Accepts a batch of tensors which may contain NaN values. Replaces those values with zero.
"""
from torch import any, isnan, nan_to_num
if any(isnan(batch)):
batch = nan_to_num(batch, 0.0)
return batch
Some NaN handling is available automatically in hyrax, via config['data_set']['nan_mode'], but if a
customized strategy is desired, the approach above may be preferable.
Defining a dataset class#
Dataset classes are written as subclasses of hyrax.data_sets.HyraxDataset. Datasets must choose to be
either “map style”, and also inherit from torch.utils.data.Dataset or “iterable” and inherit from
torch.utils.data.IterableDataset. Look here
for an overview of the difference between map style and iterable datasets.
A fully worked example of creating a custom map-style dataset class is in the example notebook Getting started with Hyrax Custom Dataset Classes If you are writing a dataset for the first time, this is the best place to start.
When creating a dataset it is easiest to test it using the prepare verb to hyrax like so:
import hyrax
h = hyrax.Hyrax()
h.config["data_set"]["name"] = "<ClassNameOfYourDataset>"
# Other config your dataset needs goes here
dataset = h.prepare()
dataset[0] # will get the first element for a map-style dataset
next(iter(dataset)) # will get the first element for an iterable dataset
len(dataset) # will return the length of your dataset
list(dataset.ids()) # will list the ids in your dataset.

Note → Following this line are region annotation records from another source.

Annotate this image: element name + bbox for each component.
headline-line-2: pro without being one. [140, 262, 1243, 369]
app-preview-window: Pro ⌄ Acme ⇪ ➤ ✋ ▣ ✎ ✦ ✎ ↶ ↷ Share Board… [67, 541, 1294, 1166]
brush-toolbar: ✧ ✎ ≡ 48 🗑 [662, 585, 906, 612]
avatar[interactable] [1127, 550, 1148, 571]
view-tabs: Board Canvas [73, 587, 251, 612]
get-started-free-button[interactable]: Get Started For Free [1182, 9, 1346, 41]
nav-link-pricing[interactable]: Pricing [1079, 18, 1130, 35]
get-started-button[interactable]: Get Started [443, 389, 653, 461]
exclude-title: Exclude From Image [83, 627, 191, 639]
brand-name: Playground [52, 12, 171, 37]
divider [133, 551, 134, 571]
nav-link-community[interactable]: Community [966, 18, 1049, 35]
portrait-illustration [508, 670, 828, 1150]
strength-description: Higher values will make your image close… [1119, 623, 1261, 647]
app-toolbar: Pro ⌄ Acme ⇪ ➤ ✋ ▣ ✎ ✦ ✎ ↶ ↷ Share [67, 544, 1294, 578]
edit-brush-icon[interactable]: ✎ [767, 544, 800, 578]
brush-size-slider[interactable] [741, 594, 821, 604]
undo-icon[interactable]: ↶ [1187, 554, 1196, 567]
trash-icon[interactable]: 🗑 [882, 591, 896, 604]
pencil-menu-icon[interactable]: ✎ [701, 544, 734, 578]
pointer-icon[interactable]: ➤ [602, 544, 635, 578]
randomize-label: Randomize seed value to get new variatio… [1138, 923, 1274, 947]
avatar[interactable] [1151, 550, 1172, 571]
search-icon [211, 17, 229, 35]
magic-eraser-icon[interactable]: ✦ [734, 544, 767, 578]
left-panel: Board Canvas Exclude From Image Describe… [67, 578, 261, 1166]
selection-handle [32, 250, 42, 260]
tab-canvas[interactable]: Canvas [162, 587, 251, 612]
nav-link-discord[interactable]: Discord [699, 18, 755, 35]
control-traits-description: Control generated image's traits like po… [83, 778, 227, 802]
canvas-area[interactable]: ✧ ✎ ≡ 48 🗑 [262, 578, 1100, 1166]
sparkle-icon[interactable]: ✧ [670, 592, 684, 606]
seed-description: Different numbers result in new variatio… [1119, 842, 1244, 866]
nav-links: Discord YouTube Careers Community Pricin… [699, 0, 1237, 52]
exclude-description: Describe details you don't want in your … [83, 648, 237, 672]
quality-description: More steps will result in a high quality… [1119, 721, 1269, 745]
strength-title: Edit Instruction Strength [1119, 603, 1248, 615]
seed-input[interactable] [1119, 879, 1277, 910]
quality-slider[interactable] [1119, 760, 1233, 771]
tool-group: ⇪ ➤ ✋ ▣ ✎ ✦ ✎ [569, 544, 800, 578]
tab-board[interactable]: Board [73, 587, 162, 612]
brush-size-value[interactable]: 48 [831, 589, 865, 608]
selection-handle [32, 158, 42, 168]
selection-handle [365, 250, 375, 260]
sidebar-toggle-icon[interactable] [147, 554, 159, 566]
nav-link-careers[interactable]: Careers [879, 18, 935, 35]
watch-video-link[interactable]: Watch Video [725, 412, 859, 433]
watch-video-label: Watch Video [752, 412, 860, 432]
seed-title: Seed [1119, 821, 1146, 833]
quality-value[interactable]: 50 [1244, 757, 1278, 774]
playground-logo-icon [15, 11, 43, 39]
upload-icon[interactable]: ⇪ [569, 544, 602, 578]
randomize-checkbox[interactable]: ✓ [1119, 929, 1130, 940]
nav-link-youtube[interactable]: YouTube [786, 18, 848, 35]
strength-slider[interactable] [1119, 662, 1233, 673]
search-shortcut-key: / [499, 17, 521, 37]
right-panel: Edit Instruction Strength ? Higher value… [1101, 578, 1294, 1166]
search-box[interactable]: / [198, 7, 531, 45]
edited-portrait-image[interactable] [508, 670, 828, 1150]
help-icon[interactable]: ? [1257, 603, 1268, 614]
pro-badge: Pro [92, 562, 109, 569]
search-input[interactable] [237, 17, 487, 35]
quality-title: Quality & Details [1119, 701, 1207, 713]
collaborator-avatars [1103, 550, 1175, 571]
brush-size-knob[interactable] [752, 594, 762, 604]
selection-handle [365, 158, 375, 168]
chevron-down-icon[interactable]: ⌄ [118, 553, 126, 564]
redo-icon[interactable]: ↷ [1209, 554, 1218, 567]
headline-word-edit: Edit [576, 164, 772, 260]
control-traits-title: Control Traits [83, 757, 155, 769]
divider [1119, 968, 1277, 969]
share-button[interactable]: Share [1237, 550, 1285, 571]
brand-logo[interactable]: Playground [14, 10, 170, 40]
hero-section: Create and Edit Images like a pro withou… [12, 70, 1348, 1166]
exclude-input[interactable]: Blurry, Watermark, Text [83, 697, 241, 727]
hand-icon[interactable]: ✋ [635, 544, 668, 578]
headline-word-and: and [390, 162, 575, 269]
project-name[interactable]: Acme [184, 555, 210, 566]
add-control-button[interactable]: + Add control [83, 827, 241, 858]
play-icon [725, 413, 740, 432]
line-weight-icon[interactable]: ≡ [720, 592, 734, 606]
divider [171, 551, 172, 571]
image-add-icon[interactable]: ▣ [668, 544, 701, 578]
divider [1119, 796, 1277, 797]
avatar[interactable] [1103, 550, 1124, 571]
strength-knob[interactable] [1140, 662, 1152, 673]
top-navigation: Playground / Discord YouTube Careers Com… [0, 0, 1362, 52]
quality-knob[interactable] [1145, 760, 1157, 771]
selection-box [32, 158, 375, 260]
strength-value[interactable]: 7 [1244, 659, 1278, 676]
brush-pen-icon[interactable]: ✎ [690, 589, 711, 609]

The dataset returned from prepare will be an instance of your class if running __init__ did not
cause an error. You can then do things like index your class or call the methods in your class to ensure
they are working as intended.
The methods required are detailed below:
All datasets#
__init__(self, config)#
On creation of your dataset Hyrax passes the entire Hyrax config as a nested dictionry in the config
argument. It is assumed that your dataset will handle the whole of your dataset, and any splitting of the
dataset will be done by Hyrax, when running the relevant verb. Further detail on splitting can be found in
Data set splits (subsets)
You must call super().__init__(config) or super().__init__(config, metadata_table) in your
__init__ function
Map style datasets#
__getitem__(self, idx:int)#
Return a single item in your dataset given a zero-based index. This function may return either a
torch.Tensor or a dictionary of named data values that could be converted into a torch.Tensor by the
model’s to_tensor method (see above).
In situations where there is tight coupling between the model and data, or only one real way to pack the
data into a tensor for ML applications, we recommend returning a torch.Tensor. If there are multiple ways
to pack the data, and it is primarily a question of model architecture, we recommend going the dictionary
route.
In situations where a dataset’s __getitem__ returns a dictionary, and the model has not defined a
to_tensor function, Hyrax will use the "image" and "label" keys in the dictionary to give the
model a tensor and an optional label. If these keys do not exist, Hyrax will prompt that a to_tensor
function must be defined on the model before training or inference can proceed.
__len__(self)#
Return the length of your dataset.
Iterable datasets#
__iter__(self)#
Yield a single item in your dataset, or supply a generator function which does the same.
If your dataset has an end, yield StopIteration at the end.
Warning: Iterable datasets which never yield StopIteration are not currently supported in hyrax.
See the documentation on __getitem__ regarding the value the generator ought yield.
Optional Overrides#
ids(self)#
Return a list of IDs for the objects in your dataset. These IDs ought be returned as a string generator that yields the ids in the order of your dataset.